Seventeenth Sunday of Ordinary Time (“What I would have said…”)
Homily by Roc O’Connor, SJ, associate pastor of the Church of the Gesu (July 26, 2015)
John 6:1-15 When they had had their fill, he said to his disciples, “Gather the fragments left over, so that nothing will be wasted.” So they collected them, and filled twelve wicker baskets with fragments from the five barley loaves that had been more than they could eat.
When the people saw the sign he had done, they said, “This is truly the Prophet, the one who is to come into the world.” Since Jesus knew that they were going to come and carry him off to make him king, he withdrew again to the mountain alone.
This whole episode takes place in the wilderness. Jesus fed the crowds who followed him and provoked a powerful response in them: “Let’s make him king!” This is the first temptation in the wilderness of the crowd. (Implied) hunger in the crowd and their subsequent feeding led them to want to make Jesus their king, an idol, a mechanical feeding machine so they wouldn’t have to be hungry anymore. (We see Jesus as king only on the cross, recall.)

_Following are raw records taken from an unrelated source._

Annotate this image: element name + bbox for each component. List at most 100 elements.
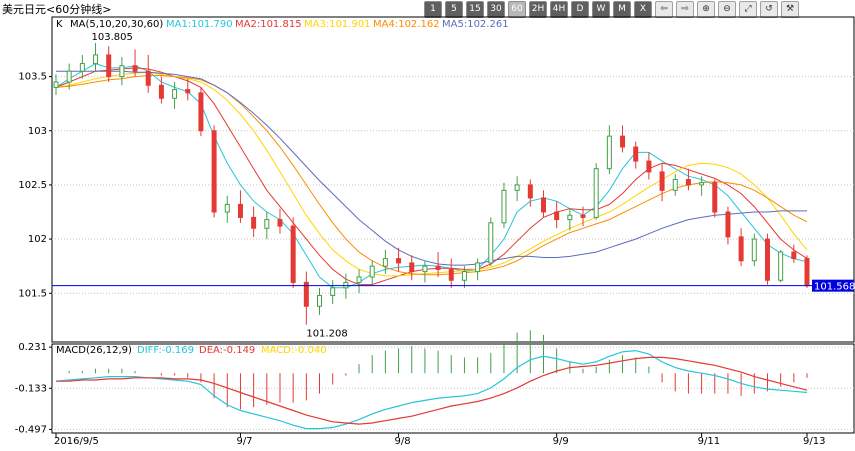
candlestick [211, 125, 217, 218]
candlestick [396, 247, 402, 272]
candle-body [343, 281, 349, 289]
candlestick [646, 152, 652, 180]
candlestick [79, 54, 85, 79]
button-label: 4H [552, 4, 566, 14]
price-y-axis: 103.5 103 102.5 102 101.5 [18, 72, 52, 299]
price-tick-label: 102.5 [18, 180, 47, 191]
candle-body [751, 238, 757, 262]
candle-body [369, 265, 375, 278]
candle-body [396, 258, 402, 264]
candlestick [290, 217, 296, 288]
candlestick [277, 208, 283, 234]
candlestick [554, 201, 560, 229]
price-tick-label: 102 [28, 234, 47, 245]
candlestick [685, 168, 691, 191]
x-tick-label: 9/8 [395, 436, 411, 447]
macd-legend-2: DEA:-0.149 [199, 345, 255, 356]
candlestick [422, 260, 428, 283]
ma-legend: MA1:101.790 MA2:101.815 MA3:101.901 MA4:102… [166, 19, 509, 30]
ma-line-ma4 [55, 75, 808, 276]
candle-body [356, 276, 362, 283]
candle-body [79, 63, 85, 72]
zoom-restore-icon: ↺ [765, 4, 773, 14]
candlestick [172, 82, 178, 110]
price-panel-frame [51, 16, 855, 343]
button-label: 60 [511, 4, 523, 14]
arrow-left-icon: ⇦ [660, 4, 668, 14]
candle-body [172, 89, 178, 99]
candle-body [158, 84, 164, 99]
candlestick [369, 260, 375, 285]
candle-body [237, 203, 243, 218]
candle-body [725, 211, 731, 238]
moving-average-lines [55, 63, 808, 289]
candle-body [567, 214, 573, 221]
button-label: 2H [531, 4, 545, 14]
candle-body [514, 184, 520, 191]
period-button-m[interactable]: M [613, 1, 631, 18]
period-button-2h[interactable]: 2H [529, 1, 547, 18]
candlestick [382, 249, 388, 274]
candle-body [804, 258, 810, 287]
zoom-fit-icon: ⤢ [744, 4, 752, 14]
high-price-label: 103.805 [92, 32, 133, 43]
ma-legend-3: MA3:101.901 [304, 19, 371, 30]
candlestick [119, 57, 125, 86]
candle-body [132, 65, 138, 72]
candle-body [317, 294, 323, 307]
candle-body [303, 281, 309, 307]
button-label: W [596, 4, 606, 14]
arrow-right-button[interactable]: ⇨ [676, 1, 694, 18]
arrow-right-icon: ⇨ [681, 4, 689, 14]
period-button-30[interactable]: 30 [487, 1, 505, 18]
candle-body [606, 135, 612, 170]
macd-tick-label: -0.497 [15, 424, 47, 435]
candlestick [699, 176, 705, 196]
candlestick [132, 49, 138, 77]
candlestick [606, 125, 612, 175]
low-price-label: 101.208 [306, 329, 347, 340]
candlestick [712, 179, 718, 218]
candle-body [488, 222, 494, 264]
candlestick [475, 258, 481, 281]
candle-body [448, 268, 454, 281]
candle-body [198, 92, 204, 132]
candlestick [343, 273, 349, 299]
ma-legend-5: MA5:102.261 [442, 19, 509, 30]
candle-body [501, 189, 507, 224]
candle-body [738, 236, 744, 262]
ma-line-ma3 [55, 71, 808, 277]
candlestick [633, 141, 639, 169]
wrench-icon: ⚒ [785, 4, 795, 14]
candlestick [145, 54, 151, 93]
candlestick [185, 78, 191, 101]
candle-body [791, 251, 797, 260]
button-label: M [618, 4, 626, 14]
candle-body [145, 70, 151, 86]
macd-y-axis: 0.231 -0.133 -0.497 [15, 342, 52, 435]
macd-diff-line [55, 349, 808, 430]
ma-legend-1: MA1:101.790 [166, 19, 233, 30]
candle-body [475, 262, 481, 273]
x-tick-label: 9/7 [236, 436, 252, 447]
candlestick [580, 206, 586, 227]
window-title: 美元日元<60分钟线> [2, 3, 112, 16]
candle-body [53, 81, 59, 88]
candlestick [356, 269, 362, 294]
period-button-5[interactable]: 5 [445, 1, 463, 18]
candlestick [330, 280, 336, 305]
ma-line-ma2 [55, 67, 808, 286]
candlestick [435, 252, 441, 277]
candlestick [264, 212, 270, 240]
candlestick [409, 255, 415, 281]
candlesticks [53, 43, 810, 325]
candle-body [540, 197, 546, 213]
candle-body [264, 219, 270, 229]
candle-body [633, 146, 639, 162]
candle-body [93, 54, 99, 65]
button-label: X [639, 4, 647, 14]
button-label: 5 [451, 4, 457, 14]
wrench-button[interactable]: ⚒ [781, 1, 799, 18]
candle-body [251, 216, 257, 229]
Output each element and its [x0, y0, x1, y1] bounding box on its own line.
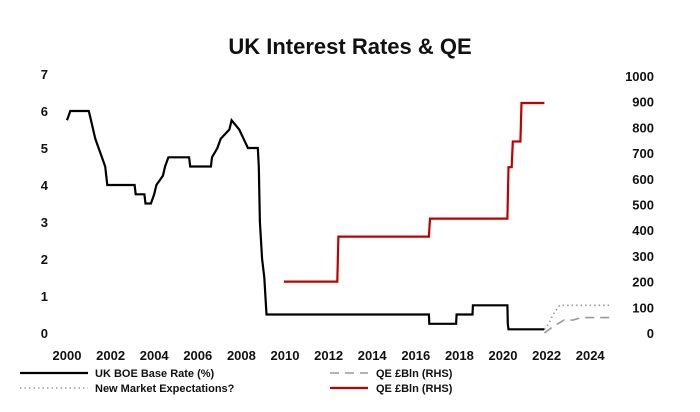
x-tick-label: 2006	[183, 348, 212, 363]
right-y-tick-label: 100	[632, 300, 654, 315]
legend-label-4: QE £Bln (RHS)	[376, 383, 453, 395]
x-tick-label: 2002	[96, 348, 125, 363]
series-line-1	[65, 109, 545, 331]
legend-label-3: QE £Bln (RHS)	[376, 368, 453, 380]
chart-title: UK Interest Rates & QE	[228, 34, 471, 59]
right-y-tick-label: 300	[632, 249, 654, 264]
x-tick-label: 2022	[532, 348, 561, 363]
right-y-tick-label: 1000	[625, 69, 654, 84]
x-axis-ticks: 2000 2002 2004 2006 2008 2010 2012 2014 2016 2018…	[53, 348, 606, 363]
x-tick-label: 2014	[358, 348, 388, 363]
left-y-tick-label: 3	[41, 215, 48, 230]
legend-label-2: New Market Expectations?	[95, 383, 235, 395]
x-tick-label: 2012	[314, 348, 343, 363]
right-y-tick-label: 0	[647, 326, 654, 341]
series-line-3	[543, 316, 612, 334]
left-y-tick-label: 1	[41, 289, 48, 304]
left-y-tick-label: 2	[41, 252, 48, 267]
x-tick-label: 2018	[445, 348, 474, 363]
left-y-tick-label: 4	[41, 178, 49, 193]
series-line-4	[283, 101, 545, 283]
left-y-tick-label: 0	[41, 326, 48, 341]
left-y-tick-label: 5	[41, 141, 48, 156]
x-tick-label: 2024	[576, 348, 606, 363]
x-tick-label: 2004	[140, 348, 170, 363]
legend: UK BOE Base Rate (%) New Market Expectati…	[20, 368, 453, 395]
right-y-tick-label: 700	[632, 146, 654, 161]
x-tick-label: 2010	[271, 348, 300, 363]
x-tick-label: 2016	[401, 348, 430, 363]
left-y-tick-label: 6	[41, 104, 48, 119]
right-y-tick-label: 400	[632, 223, 654, 238]
right-y-tick-label: 800	[632, 120, 654, 135]
left-y-axis-ticks: 0 1 2 3 4 5 6 7	[41, 67, 49, 341]
right-y-tick-label: 900	[632, 95, 654, 110]
x-tick-label: 2008	[227, 348, 256, 363]
series-layer	[65, 101, 612, 334]
x-tick-label: 2000	[53, 348, 82, 363]
right-y-axis-ticks: 0 100 200 300 400 500 600 700 800 900 1000	[625, 69, 654, 341]
right-y-tick-label: 500	[632, 198, 654, 213]
x-tick-label: 2020	[489, 348, 518, 363]
left-y-tick-label: 7	[41, 67, 48, 82]
legend-label-1: UK BOE Base Rate (%)	[95, 368, 215, 380]
series-line-2	[543, 304, 612, 330]
right-y-tick-label: 200	[632, 275, 654, 290]
right-y-tick-label: 600	[632, 172, 654, 187]
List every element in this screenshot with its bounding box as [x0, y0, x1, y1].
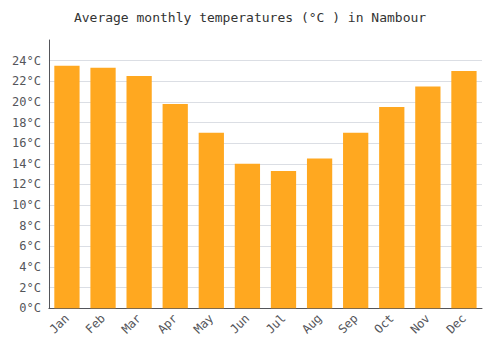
svg-text:10°C: 10°C — [12, 198, 41, 212]
svg-text:Nov: Nov — [408, 311, 433, 336]
svg-text:18°C: 18°C — [12, 116, 41, 130]
svg-text:Jul: Jul — [263, 311, 288, 336]
svg-text:Aug: Aug — [299, 311, 324, 336]
svg-text:Dec: Dec — [444, 311, 469, 336]
svg-text:14°C: 14°C — [12, 157, 41, 171]
svg-text:Feb: Feb — [83, 311, 108, 336]
svg-text:24°C: 24°C — [12, 54, 41, 68]
svg-text:Apr: Apr — [155, 311, 180, 336]
svg-text:0°C: 0°C — [19, 301, 41, 315]
svg-text:Sep: Sep — [335, 311, 360, 336]
svg-text:Mar: Mar — [119, 311, 144, 336]
svg-text:Jun: Jun — [227, 311, 252, 336]
svg-text:20°C: 20°C — [12, 95, 41, 109]
svg-text:Jan: Jan — [47, 311, 72, 336]
svg-text:2°C: 2°C — [19, 281, 41, 295]
svg-text:16°C: 16°C — [12, 136, 41, 150]
svg-text:8°C: 8°C — [19, 219, 41, 233]
svg-text:12°C: 12°C — [12, 177, 41, 191]
svg-text:Average monthly temperatures (: Average monthly temperatures (°C ) in Na… — [74, 10, 426, 25]
svg-text:Oct: Oct — [372, 311, 397, 336]
svg-text:6°C: 6°C — [19, 239, 41, 253]
svg-text:4°C: 4°C — [19, 260, 41, 274]
svg-text:May: May — [191, 311, 216, 336]
svg-text:22°C: 22°C — [12, 74, 41, 88]
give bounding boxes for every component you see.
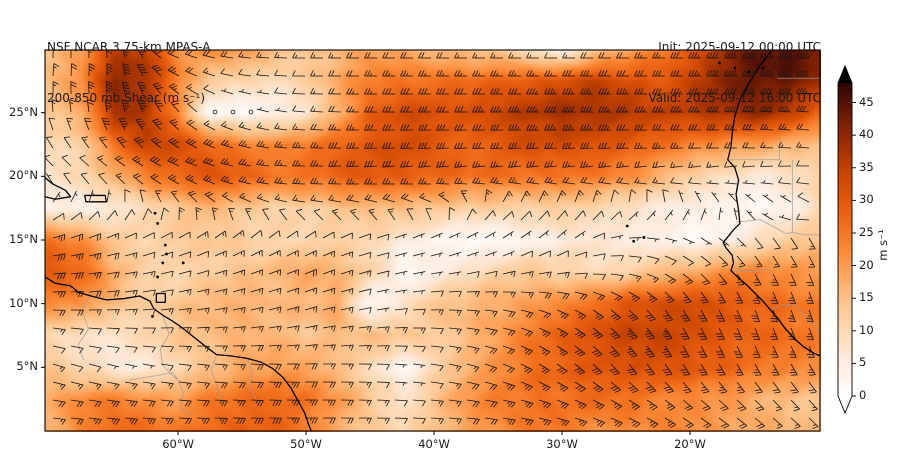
x-axis-tick-label: 30°W	[546, 437, 578, 451]
map-subtitle: 200-850 mb Shear (m s⁻¹)	[47, 91, 206, 105]
colorbar-tick-label: 45	[859, 94, 874, 109]
map-title: NSF NCAR 3.75-km MPAS-A	[47, 40, 211, 54]
valid-timestamp: Valid: 2025-09-12 16:00 UTC	[648, 91, 821, 105]
y-axis-tick-label: 25°N	[9, 104, 38, 119]
y-axis-tick-label: 20°N	[9, 168, 38, 183]
colorbar-tick-label: 20	[859, 257, 874, 272]
x-axis-tick-label: 50°W	[290, 437, 322, 451]
y-axis-tick-label: 5°N	[16, 359, 38, 374]
y-axis-tick-label: 10°N	[9, 295, 38, 310]
x-axis-tick-label: 20°W	[674, 437, 706, 451]
colorbar-tick-label: 0	[859, 388, 867, 402]
init-timestamp: Init: 2025-09-12 00:00 UTC	[658, 40, 821, 54]
title-block: NSF NCAR 3.75-km MPAS-A 200-850 mb Shear…	[47, 5, 210, 141]
time-block: Init: 2025-09-12 00:00 UTC Valid: 2025-0…	[648, 5, 821, 141]
colorbar-tick-label: 30	[859, 192, 874, 207]
colorbar-tick-label: 40	[859, 127, 874, 142]
x-axis-tick-label: 60°W	[162, 437, 194, 451]
x-axis-tick-label: 40°W	[418, 437, 450, 451]
y-axis-tick-label: 15°N	[9, 231, 38, 246]
colorbar-tick-label: 25	[859, 224, 874, 239]
colorbar-tick-label: 15	[859, 290, 874, 305]
colorbar-tick-label: 35	[859, 159, 874, 174]
colorbar-tick-label: 10	[859, 322, 874, 337]
colorbar-tick-label: 5	[859, 355, 867, 370]
colorbar-unit-label: m s⁻¹	[876, 229, 890, 261]
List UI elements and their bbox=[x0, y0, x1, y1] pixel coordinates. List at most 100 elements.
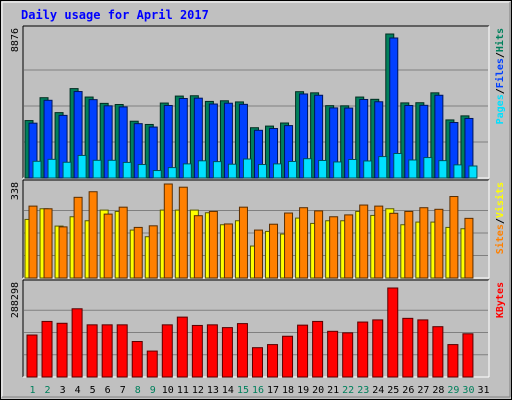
x-tick-label-day-26: 26 bbox=[402, 385, 414, 396]
legend-entry: / bbox=[495, 218, 506, 224]
bar-pages-day-1 bbox=[32, 160, 42, 179]
x-tick-label-day-15: 15 bbox=[237, 385, 249, 396]
series-sites bbox=[28, 183, 474, 279]
legend-entry: Visits bbox=[494, 182, 506, 218]
bar-pages-day-2 bbox=[47, 158, 57, 179]
bar-kbytes-day-7 bbox=[116, 324, 128, 378]
panel-legend: Pages/Files/Hits bbox=[494, 28, 506, 124]
bar-kbytes-day-27 bbox=[417, 319, 429, 378]
bar-kbytes-day-2 bbox=[41, 320, 53, 378]
bar-pages-day-19 bbox=[303, 158, 313, 179]
bar-sites-day-4 bbox=[73, 196, 83, 279]
bar-sites-day-10 bbox=[163, 183, 173, 279]
bar-pages-day-29 bbox=[453, 164, 463, 179]
bar-sites-day-6 bbox=[103, 213, 113, 279]
bar-pages-day-28 bbox=[438, 160, 448, 179]
bar-sites-day-15 bbox=[238, 206, 248, 279]
legend-entry: / bbox=[495, 88, 506, 94]
y-max-label: 8876 bbox=[10, 28, 21, 52]
x-tick-label-day-16: 16 bbox=[252, 385, 264, 396]
bar-sites-day-24 bbox=[374, 205, 384, 279]
x-tick-label-day-17: 17 bbox=[267, 385, 279, 396]
bar-sites-day-5 bbox=[88, 191, 98, 279]
bar-pages-day-18 bbox=[288, 160, 298, 179]
bar-kbytes-day-26 bbox=[402, 317, 414, 378]
bar-sites-day-17 bbox=[269, 223, 279, 279]
legend-entry: Sites bbox=[494, 224, 506, 254]
bar-kbytes-day-5 bbox=[86, 324, 98, 378]
legend-entry: / bbox=[495, 52, 506, 58]
bar-sites-day-23 bbox=[359, 204, 369, 279]
bar-pages-day-5 bbox=[92, 159, 102, 179]
x-tick-label-day-18: 18 bbox=[282, 385, 294, 396]
bar-kbytes-day-20 bbox=[312, 320, 324, 378]
bar-sites-day-1 bbox=[28, 205, 38, 279]
bar-kbytes-day-11 bbox=[176, 316, 188, 378]
bar-kbytes-day-14 bbox=[221, 327, 233, 378]
bar-kbytes-day-29 bbox=[447, 344, 459, 378]
bar-pages-day-17 bbox=[273, 163, 283, 179]
x-tick-label-day-1: 1 bbox=[30, 385, 36, 396]
bar-pages-day-26 bbox=[408, 159, 418, 179]
bar-sites-day-7 bbox=[118, 206, 128, 279]
x-tick-label-day-7: 7 bbox=[120, 385, 126, 396]
panel-legend: KBytes bbox=[495, 282, 506, 318]
bar-kbytes-day-8 bbox=[131, 340, 143, 378]
series-pages bbox=[32, 153, 478, 179]
bar-sites-day-9 bbox=[148, 225, 158, 279]
x-tick-label-day-14: 14 bbox=[222, 385, 234, 396]
chart-panels: 8876Pages/Files/Hits338Sites/Visits28829… bbox=[10, 25, 506, 378]
x-tick-label-day-19: 19 bbox=[297, 385, 309, 396]
y-max-label: 338 bbox=[10, 182, 21, 200]
bar-kbytes-day-23 bbox=[357, 321, 369, 378]
bar-kbytes-day-15 bbox=[236, 323, 248, 378]
legend-entry: KBytes bbox=[495, 282, 506, 318]
x-tick-label-day-6: 6 bbox=[105, 385, 111, 396]
bar-sites-day-22 bbox=[344, 214, 354, 279]
bar-sites-day-13 bbox=[208, 210, 218, 279]
bar-sites-day-30 bbox=[464, 217, 474, 279]
bar-pages-day-21 bbox=[333, 161, 343, 179]
bar-sites-day-25 bbox=[389, 212, 399, 279]
chart-title: Daily usage for April 2017 bbox=[21, 8, 209, 22]
bar-pages-day-8 bbox=[137, 164, 147, 179]
bar-pages-day-22 bbox=[348, 159, 358, 179]
panel-visits-sites: 338 Sites/Visits bbox=[10, 179, 506, 279]
bar-pages-day-23 bbox=[363, 160, 373, 179]
x-tick-label-day-4: 4 bbox=[75, 385, 81, 396]
panel-kbytes: 288298 KBytes bbox=[10, 279, 506, 378]
bar-kbytes-day-30 bbox=[462, 333, 474, 378]
bar-sites-day-19 bbox=[299, 207, 309, 279]
bar-kbytes-day-19 bbox=[297, 324, 309, 378]
bar-sites-day-29 bbox=[449, 196, 459, 279]
bar-pages-day-24 bbox=[378, 156, 388, 179]
series-files bbox=[28, 37, 474, 179]
panel-hits-files-pages: 8876 Pages/Files/Hits bbox=[10, 25, 506, 179]
bar-kbytes-day-22 bbox=[342, 332, 354, 378]
bar-sites-day-12 bbox=[193, 215, 203, 279]
bar-pages-day-25 bbox=[393, 153, 403, 179]
bar-kbytes-day-13 bbox=[206, 324, 218, 378]
legend-entry: Hits bbox=[494, 28, 506, 52]
x-tick-label-day-2: 2 bbox=[45, 385, 51, 396]
x-tick-label-day-23: 23 bbox=[357, 385, 369, 396]
x-tick-label-day-29: 29 bbox=[447, 385, 459, 396]
x-tick-label-day-24: 24 bbox=[372, 385, 384, 396]
bar-pages-day-10 bbox=[167, 167, 177, 179]
bar-kbytes-day-4 bbox=[71, 308, 83, 378]
bar-pages-day-11 bbox=[182, 163, 192, 179]
bar-pages-day-4 bbox=[77, 154, 87, 179]
legend-entry: Files bbox=[494, 58, 506, 88]
bar-pages-day-16 bbox=[257, 164, 267, 179]
x-tick-label-day-12: 12 bbox=[192, 385, 204, 396]
x-tick-label-day-5: 5 bbox=[90, 385, 96, 396]
bar-kbytes-day-24 bbox=[372, 319, 384, 378]
x-tick-label-day-31: 31 bbox=[477, 385, 489, 396]
bar-kbytes-day-3 bbox=[56, 322, 68, 378]
bar-kbytes-day-21 bbox=[327, 330, 339, 378]
bar-kbytes-day-12 bbox=[191, 324, 203, 378]
x-tick-label-day-20: 20 bbox=[312, 385, 324, 396]
x-tick-label-day-30: 30 bbox=[462, 385, 474, 396]
bar-sites-day-14 bbox=[223, 223, 233, 279]
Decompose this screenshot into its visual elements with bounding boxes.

This first temptation is a Rorschach / ink-blot text that revealed their inner demand that someone, something outside themselves keep them from feeling hungry. Moreno, it revealed the effects of their hunger that skewed their perception of Jesus.
OK, then. What are your hungers and how are they expressed? Think existential, emotional hungers – insecurity, fear, anxiety, inadequacy, unworthiness, loneliness… How do you/we/I express these? Usually by overdoing it. Over-shopping, eating, drinking, sexing, drugging, numbing, video gaming, raging, religioning, depending, etc… These expressions of the effects of our hunger point to both our temptations in the wilderness. Can we begin to recognize ways that our hungers – whatever profound loneliness and emptiness – shape and distort our perceptions of God, of Jesus, of the Spirit?
What’s important about that question is that the major teaching Jesus does is addressed to US in this situation. The Bread of Life Discourse is not simply a treatise on Eucharistic theology. It’s addressed to us in the very hungers, the profound vulnerability we all try to avoid and all do our level best to fill up.
Thus, the gospel situates us in a difficult place before God. As we move into the Eucharistic Liturgy, what is it like to give thanks to God who meets us in our inner recesses?